For Putin, his inner circle, and Russian intelligence, the caricature of a hapless West—which, admittedly, the West had been playing into for years with its generally weak responses to Russia’s unabated aggression, hostility, gaslighting, and general bad-faith behavior—that was appearing to Russia with this unique combination of recent issues and events effectively fed into their confirmation bias and hubris and, thus, has led Putin to make his big gamble now.

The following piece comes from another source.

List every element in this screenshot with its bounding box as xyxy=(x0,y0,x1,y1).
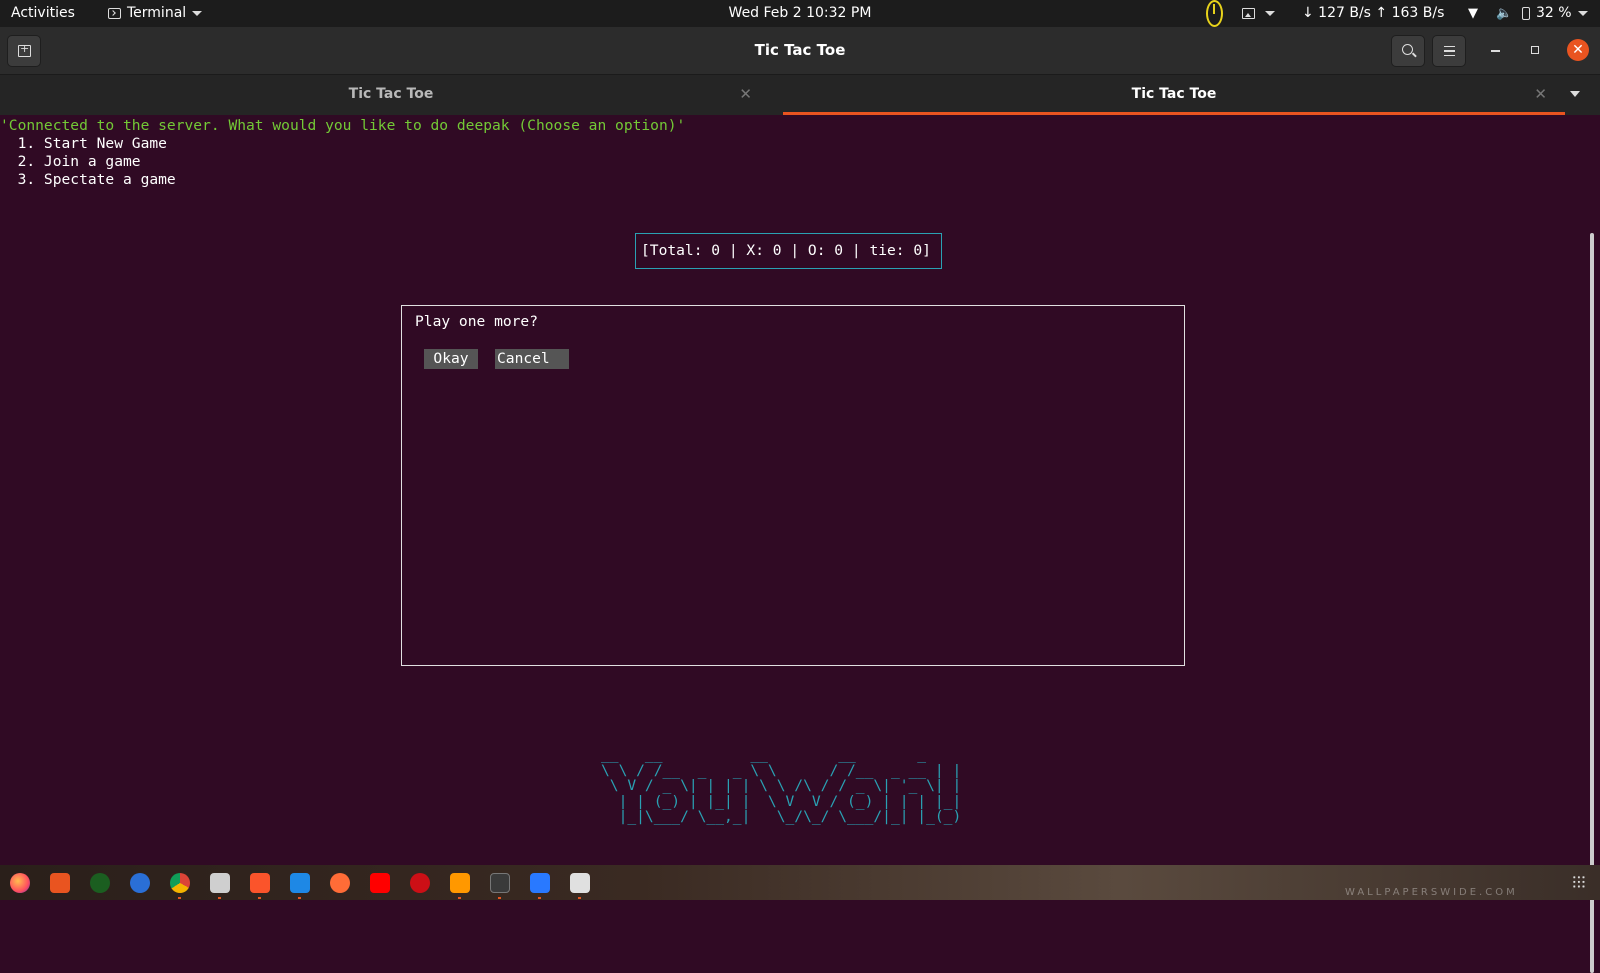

Yet, as already noted, Biden has stood strong and rallied NATO and the West quite well and quite rapidly, proving that the doom-and-gloom assessments of the health of NATO after Afghanistan were way off; even Germany, often regarded as the weakest NATO link when it comes to Russia, just Friday indicated Nord Stream 2 is “on the table” to be involved in German economic retaliation for a Russian invasion of Ukraine.
And part of the reason, again, is just how pathetically predictable Putin’s screen of smoke and mirrors here has been, unable to hide over 150,000 Russian troops amassing on Ukraine’s border along with their planes, helicopters, tanks, artillery, naval warships, and other heavy equipment.